Лента бельгийских братьев Дарденн “Сын” (2002) не вполне то, чем кажется невнимательному “читателю”. Ее фабула предельно проста. Главный герой, столяр среднего возраста, пять лет назад потерял сына. То есть навсегда: ребенок был задушен на заднем сиденье автомобиля, когда одиннадцатилетний хулиган попытался украсть из салона приемник. Хулиган не знал о ребенке, ребенок же, как черт из табакерки, вцепился в хулигана и до последнего вздоха не отпускал. Хулиган боялся ареста, в борьбе удачно сдавил горло упрямого малыша, был арестован и отсидел пять лет. Следом за ребенком столяр теряет жену. Обезумевшая от горя женщина выходит замуж за другого, теперь она снова беременна, почти счастлива. Почти.

Наконец, в бельгийское ПТУ, где несчастный уже не отец преподает столярное дело, поступает тот самый убийца. Он мечтает о профессии столяра, и после некоторых колебаний герой зачисляет его в свою группу. Вся история. Быть может, разбору этой выдающейся картины стоило бы посвятить отдельный текст. Здесь и сейчас — несколько существенных наблюдений.

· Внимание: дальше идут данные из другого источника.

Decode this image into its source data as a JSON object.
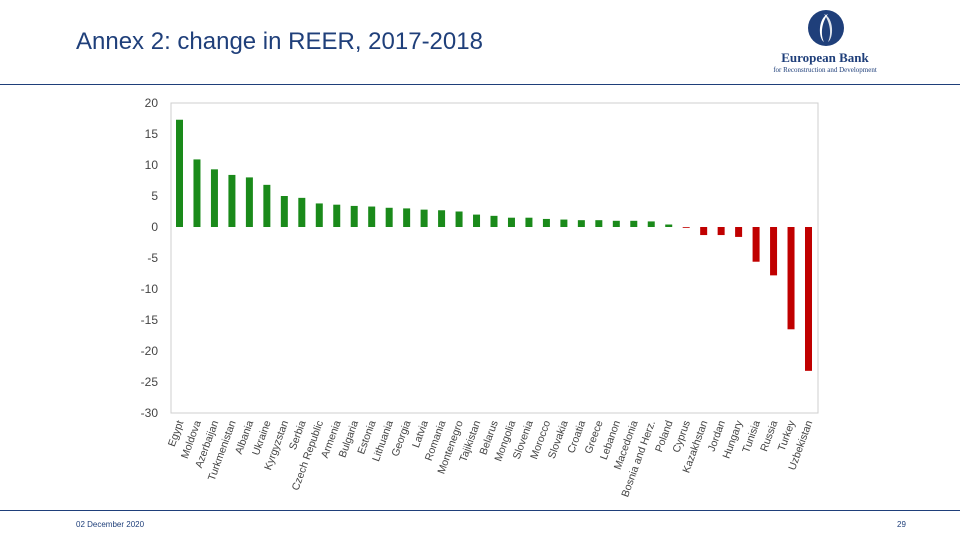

Болезнь, смерть и тому подобные предельные темы требуют от вменяемого постановщика осторожности. Во-первых, таким темам закономерно сопутствует набор клишированных эмоций. Плохой режиссер не стыдится ими спекулировать, а у хорошего другие цели. Хороший потому и “хороший”, что опровергает клише и открывает мир заново.

Кроме того, для психически нормального человека проблематично наблюдать предельный опыт в режиме повседневного комфорта, в режиме досуга. Смерть и болезнь в исполнении упитанных, социально успешных артистов по меньшей мере раздражают. Фабула Дарденнов вызывающе предельна, чего стоит навязчивое совпадение: сначала в ученики, а затем и в “сыновья” (“Усыновите!”) к герою просится его абсолютный враг, тот, кто лишил его шанса на биологическое продолжение и тем самым как бы досрочно убил. Герой смиряется, прощает и, скорее всего, усыновит нераскаянного малолетнего злодея. Такое сугубо моралистическое прочтение явно недостаточно, и внимательному зрителю открывается несколько иное.

Фильм снят подвижной ручной камерой, которая на неподобающе близком расстоянии сопровождает бывшего отца, столяра, практически всю картину. Но самое поразительное то, что по большей части камера снимает плечи и затылок героя! Столяр будто бы убегает, а камера не дает ему ускользнуть, лишь изредка заглядывая в лицо. Конечно, можно предположить, что зрителю предложена точка зрения ангела-хранителя. Это и любопытно, и почетно, и льстит, но вряд ли содержательно: я уже замечал, что ангелы на кинопленке не видны, только люди. Вот и точка зрения должна быть — человеческая, достоверная, земная.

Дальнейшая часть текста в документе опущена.